I don't know sometimes...

I recently took part in an exchange on Facebook with a teenaged relation (not one belonging to any of my readers) that bothered me. She started off by saying that she wanted a boy who would call her sweet names, among them "baby girl". One of her friends (a guy) said he thought all the names *but* "baby girl" were kind of derogatory, and I responded that I thought that was the worst one. When her response included "...the day i stop wanting to be treated like a woman...", I had to disengage or my head would explode.

Does she really think having a man call her "baby girl" makes her womanly? To me, it is infantizing her and putting him in a father-like role. That is the patriarchy, plain and simple. Is this what girls are learning about love relationships and gender roles? I know she is only 16-ish, and has had a rather odd upbringing, but isn't anyone telling her about the joy of a relationship based on respect and equality?

I love John, but I've already told him that the first time he calls me "baby girl" (or "wifey", another usage I've seen from a relation), I'm punching him in the gonads.
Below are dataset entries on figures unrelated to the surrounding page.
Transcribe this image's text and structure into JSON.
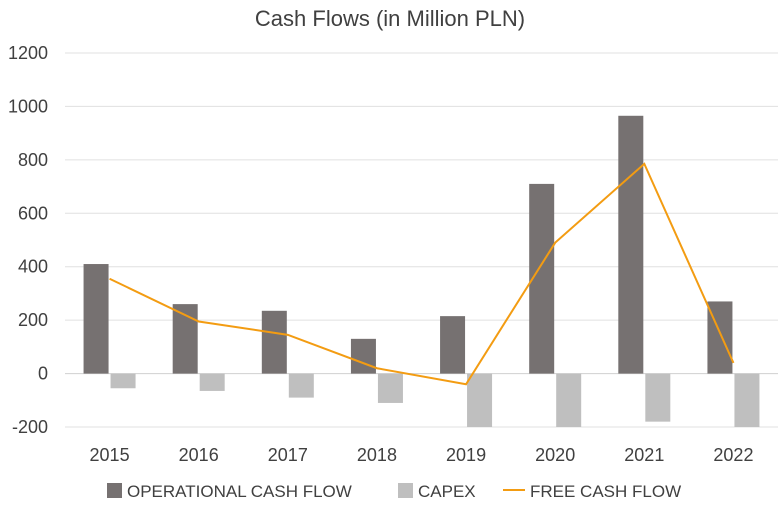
{
  "chart_data": {
    "type": "bar",
    "title": "Cash Flows (in Million PLN)",
    "categories": [
      "2015",
      "2016",
      "2017",
      "2018",
      "2019",
      "2020",
      "2021",
      "2022"
    ],
    "series": [
      {
        "name": "OPERATIONAL CASH FLOW",
        "kind": "bar",
        "color": "#767171",
        "values": [
          410,
          260,
          235,
          130,
          215,
          710,
          965,
          270
        ]
      },
      {
        "name": "CAPEX",
        "kind": "bar",
        "color": "#BFBFBF",
        "values": [
          -55,
          -65,
          -90,
          -110,
          -200,
          -200,
          -180,
          -200
        ]
      },
      {
        "name": "FREE CASH FLOW",
        "kind": "line",
        "color": "#F39C12",
        "values": [
          355,
          195,
          145,
          20,
          -40,
          490,
          785,
          40
        ]
      }
    ],
    "ylim": [
      -200,
      1200
    ],
    "yticks": [
      -200,
      0,
      200,
      400,
      600,
      800,
      1000,
      1200
    ],
    "ytick_labels": [
      "-200",
      "0",
      "200",
      "400",
      "600",
      "800",
      "1000",
      "1200"
    ],
    "grid": true,
    "legend": "bottom",
    "xlabel": "",
    "ylabel": ""
  }
}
It's actually already kind of a joke between us; sometimes he'll exclaim that I'm just so cute (in the kind of voice you use to talk to/about very small children or kittens), and I'll flip him the bird, just to make sure he knows that I consider that the very least of my attractions.

--Nee in Germany is a woman, not a baby

2 comments:

Anonymous said...

Children learn what they live...I remember hearing that somewhere...Isn't this the same young girl whose dad was letting her homeschool herself? And wasn't he thinking she could do without an education because she was going to marry a rich rancher and live happily ever after?
Teens can drive you crazy! I think this one is going to be ok, tho. She has some very good role models in her brothers and sisters-in-laws! :-)

Nee S. said...

I hope you are right about the role models. Jooge and Mr. Jooge have a more traditional split between work and home than John and I due to their particular circumstances, but when you see them together, you see the love and respect they have for each other, and how they treat each other as equals. So I hope that with the example of her oldest brothers, she will see that a household can take different shapes but still be based on equality and love, that they are not mutually exclusive.